England will have their work cut out for them this weekend, having been grouped with defending Port Elizabeth champions New Zealand, Fiji and Scotland. Ryan, however, finds it a fitting draw considering the history between the sides.
“It’s actually pretty fitting that we play New Zealand, Fiji and Scotland in our group this week, too. Scotland were my first opponents as England head coach and 300 games later we play them again in South Africa," he said.
“New Zealand and Fiji have provided some of our most memorable battles. My first win against New Zealand was at Twickenham with a sensational overtime try from Tom Biggs, one of my all-time favourite Sevens players.
“Since then we have had our fair share of wins over them, notably winning the Wellington final from 17-0 down and the London Sevens in 2009 from 19-0 down.
“But the standout performance was when we ran riot in the first half to beat them in the semifinal in Dubai in 2008 with Ollie Phillips leading the charge that day.”

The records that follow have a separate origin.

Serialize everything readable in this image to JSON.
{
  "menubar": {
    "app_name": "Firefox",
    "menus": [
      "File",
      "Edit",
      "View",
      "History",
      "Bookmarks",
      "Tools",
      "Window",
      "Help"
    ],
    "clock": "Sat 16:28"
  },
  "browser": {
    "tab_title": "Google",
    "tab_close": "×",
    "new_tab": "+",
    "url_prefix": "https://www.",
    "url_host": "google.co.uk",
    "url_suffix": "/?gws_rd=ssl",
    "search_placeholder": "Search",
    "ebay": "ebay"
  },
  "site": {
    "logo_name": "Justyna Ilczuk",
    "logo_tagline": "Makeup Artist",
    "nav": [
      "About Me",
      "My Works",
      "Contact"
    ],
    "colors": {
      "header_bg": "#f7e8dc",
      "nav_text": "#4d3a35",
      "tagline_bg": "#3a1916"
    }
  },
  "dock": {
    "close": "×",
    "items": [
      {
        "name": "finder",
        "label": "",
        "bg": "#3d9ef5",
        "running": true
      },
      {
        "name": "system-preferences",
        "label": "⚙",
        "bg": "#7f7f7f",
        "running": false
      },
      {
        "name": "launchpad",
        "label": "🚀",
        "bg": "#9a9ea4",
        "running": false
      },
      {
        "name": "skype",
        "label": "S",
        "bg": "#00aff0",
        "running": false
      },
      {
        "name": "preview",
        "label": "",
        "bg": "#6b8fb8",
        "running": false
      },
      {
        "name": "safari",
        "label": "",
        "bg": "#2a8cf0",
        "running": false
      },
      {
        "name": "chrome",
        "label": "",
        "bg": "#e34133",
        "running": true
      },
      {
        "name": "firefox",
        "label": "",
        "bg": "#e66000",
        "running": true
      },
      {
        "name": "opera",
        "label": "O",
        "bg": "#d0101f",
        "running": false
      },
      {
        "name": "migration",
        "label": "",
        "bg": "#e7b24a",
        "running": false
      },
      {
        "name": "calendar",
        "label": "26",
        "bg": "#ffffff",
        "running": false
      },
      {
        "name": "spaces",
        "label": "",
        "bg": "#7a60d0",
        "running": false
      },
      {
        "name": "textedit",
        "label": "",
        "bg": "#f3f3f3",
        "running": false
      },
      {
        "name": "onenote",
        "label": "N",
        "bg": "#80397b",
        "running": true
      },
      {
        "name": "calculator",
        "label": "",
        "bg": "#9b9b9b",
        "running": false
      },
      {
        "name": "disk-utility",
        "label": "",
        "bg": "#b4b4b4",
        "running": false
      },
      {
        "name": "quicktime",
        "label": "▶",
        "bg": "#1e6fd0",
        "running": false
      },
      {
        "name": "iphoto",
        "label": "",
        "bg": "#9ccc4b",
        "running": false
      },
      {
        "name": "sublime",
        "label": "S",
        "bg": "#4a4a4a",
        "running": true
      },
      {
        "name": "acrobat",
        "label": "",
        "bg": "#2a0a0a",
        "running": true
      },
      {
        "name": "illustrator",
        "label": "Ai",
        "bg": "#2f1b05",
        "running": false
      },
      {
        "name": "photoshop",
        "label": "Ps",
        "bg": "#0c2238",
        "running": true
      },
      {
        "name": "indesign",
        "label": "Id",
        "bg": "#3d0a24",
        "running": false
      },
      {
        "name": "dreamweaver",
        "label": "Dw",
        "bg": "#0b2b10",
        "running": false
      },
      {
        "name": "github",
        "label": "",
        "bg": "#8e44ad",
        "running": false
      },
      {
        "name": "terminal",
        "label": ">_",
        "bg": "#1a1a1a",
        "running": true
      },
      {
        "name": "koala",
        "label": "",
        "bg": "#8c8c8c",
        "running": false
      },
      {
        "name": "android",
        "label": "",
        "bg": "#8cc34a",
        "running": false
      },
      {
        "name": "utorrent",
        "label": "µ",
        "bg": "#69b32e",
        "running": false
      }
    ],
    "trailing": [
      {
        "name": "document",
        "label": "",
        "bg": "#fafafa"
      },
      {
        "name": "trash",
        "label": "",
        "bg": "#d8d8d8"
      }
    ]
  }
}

Ryan said their greatest rivals, New Zealand and Fiji, have contrasting strengths. He said New Zealand’s success stems from a settled core group of players whilst Fiji benefit from peerless depth.
“It’s amazing really that Forbes, Cama, Mikkleson and Raikabula have remained largely fit, healthy and constant picks pretty much throughout those last 50 tournaments,” he said.
“While the New Zealand teams we have played have had everything built around this quartet, the Fijian sides encountered have had a lot of different players illuminating proceedings.
“We have had probably our most open games against these guys and some of the tries the two teams have produced in these encounters have been phenomenal.
“They do everything with such humility and pride that I always savour playing against them. For whatever reason, the matches we have are nearly always breathtaking to watch.
“So, perhaps it was all scripted and written in the stars that those three opponents would be facing us again now we’re fighting to get out of a tight corner.”
Ryan has neither luxury - continuity or depth - to draw on this weekend, his squad being ravaged by injury this year. Tom Mitchell is the latest key player to join the growing injury list after suffering a broken leg on day one of the Dubai tournament last weekend.
“I can’t imagine many teams would manage to do without so many key players on the sidelines as we currently have,” Ryan said.
“It’s been unprecedented for us and all the injuries are pretty isolated incidents so it's not a question of spotting a theme from our training or conditioning. It’s purely bad luck.”
Ryan has remained optimistic, though, and feels the squad are nearing a turning point.
“Perhaps in some sadistic way, we are enjoying the situation. It provides us an opportunity to show our resilience and reinforces to me that the path we are on is the right one,” he said.
“As a coach you have to be true to your values all the time and have a clear vision. We certainly have that and this week has been about improving execution. We will get back to winning ways soon and the record win, 40-12, against the Australians began to light that fire on day two in Dubai.
“With this group and players returning to add competition, once the winning run starts it will keep going. I like the spirit the team are showing right now and some of the newer members are really starting to stamp their mark on things so there are lots of positives.”